A veterinária nos havia dito que o parto aconteceria no máximo até o final de semana. Apesar de ser o seu primeiro parto, as gatas persas costumam corresponder ao que dizem as veterinárias regiamente pagas e a nossa era a maior especialista em gatos da cidade, ela própria com seis deles no seu apartamento de médio porte que dividia com a mãe idosa e a meia dúzia de felinos das mais finas procedências. Como era o caso da nossa bichana peluda de um azul aveludado.
Nós, ansiosos, nos revezávamos para nunca deixar a gata sozinha em casa naqueles últimos dias já que, como ela tinha um pequeno defeito na mandíbula, coisa pequena, de nascença, nem tínhamos notado isso quando a compramos ainda filhote e por quem pagamos uma pequena fábula, pois esse defeito a impediria de limpar a placenta dos filhotes e evitar que eles sufocassem após o parto. Estava tudo certo, passamos a sexta, o sábado e o domingo sem sair de casa ou saindo apenas um de cada vez. Mas passou o Faustão e o Fantástico e a nossa grávida nem tchum. Ela dormia no nosso quarto para emergências noturnas.
A segunda-feira chegou e teríamos que trabalhar, Mas a empregada estava orientada a ficar de olho na bichana. A qualquer sinal de parto ela deva ligar para um de nós dois que saberíamos o que fazer. Já havíamos lido todo o manual do parto dos felinos. A doméstica humana passou o dia inteiro de sobreaviso. Deixou sopa, cozido, feijão e o apartamento um brinco às seis da tarde. Eu chegaria às oito da noite. Não era possível que fosse esse o intervalo que a minha gata escolheria para parir.
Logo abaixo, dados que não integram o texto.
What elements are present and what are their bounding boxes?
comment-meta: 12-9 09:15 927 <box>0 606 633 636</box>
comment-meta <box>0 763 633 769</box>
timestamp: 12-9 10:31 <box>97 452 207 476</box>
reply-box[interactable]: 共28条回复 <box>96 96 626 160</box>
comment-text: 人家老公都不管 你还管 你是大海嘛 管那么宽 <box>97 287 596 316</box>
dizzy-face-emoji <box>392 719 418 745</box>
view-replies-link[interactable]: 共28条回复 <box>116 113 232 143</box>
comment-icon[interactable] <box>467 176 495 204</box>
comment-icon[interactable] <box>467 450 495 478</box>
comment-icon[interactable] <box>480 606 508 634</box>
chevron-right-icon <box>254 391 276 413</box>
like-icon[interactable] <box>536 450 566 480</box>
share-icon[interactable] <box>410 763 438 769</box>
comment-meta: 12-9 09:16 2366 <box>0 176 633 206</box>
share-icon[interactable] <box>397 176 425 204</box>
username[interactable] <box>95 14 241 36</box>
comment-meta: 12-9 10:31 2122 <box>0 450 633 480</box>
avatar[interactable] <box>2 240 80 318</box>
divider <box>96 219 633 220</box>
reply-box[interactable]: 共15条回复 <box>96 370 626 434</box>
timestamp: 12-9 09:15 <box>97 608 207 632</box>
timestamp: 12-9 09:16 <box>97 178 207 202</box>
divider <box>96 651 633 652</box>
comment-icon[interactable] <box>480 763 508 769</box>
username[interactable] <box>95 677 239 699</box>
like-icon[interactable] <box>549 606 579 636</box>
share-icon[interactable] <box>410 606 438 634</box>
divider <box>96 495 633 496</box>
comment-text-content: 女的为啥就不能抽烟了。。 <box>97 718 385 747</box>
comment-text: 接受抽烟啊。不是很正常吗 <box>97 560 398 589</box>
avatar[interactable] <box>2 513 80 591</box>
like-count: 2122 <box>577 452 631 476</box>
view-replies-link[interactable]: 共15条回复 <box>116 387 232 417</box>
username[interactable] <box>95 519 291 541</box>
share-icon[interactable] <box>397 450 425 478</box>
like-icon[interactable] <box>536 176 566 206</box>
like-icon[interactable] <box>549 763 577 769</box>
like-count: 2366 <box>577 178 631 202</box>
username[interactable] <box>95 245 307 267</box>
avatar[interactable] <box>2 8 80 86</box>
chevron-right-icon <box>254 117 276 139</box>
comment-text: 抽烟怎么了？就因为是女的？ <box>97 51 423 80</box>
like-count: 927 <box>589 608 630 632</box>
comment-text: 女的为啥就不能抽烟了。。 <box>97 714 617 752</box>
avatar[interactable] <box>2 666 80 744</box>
Mas ao entrar na minha sala vi o rastro de sangue. O piso de mármore branco completamente sujo da placenta e os três filhotes mortos. Ela me olhava sentada ao lado do último cadáver. Eu olhava desolado para a cena com um tanto de nojo e perplexidade. Ela trazia nos olhos dourados uma resignação que eu não soube definir, mas não parecia abalada ou envergonhada. Como imaginávamos, ela não conseguiu limpar com a boca as vias respiratórias dos bebezinhos persas, nem comer a placenta. Morreram todos sufocados Deixaram um cheiro doce de sangue novo no piso de mármore branco.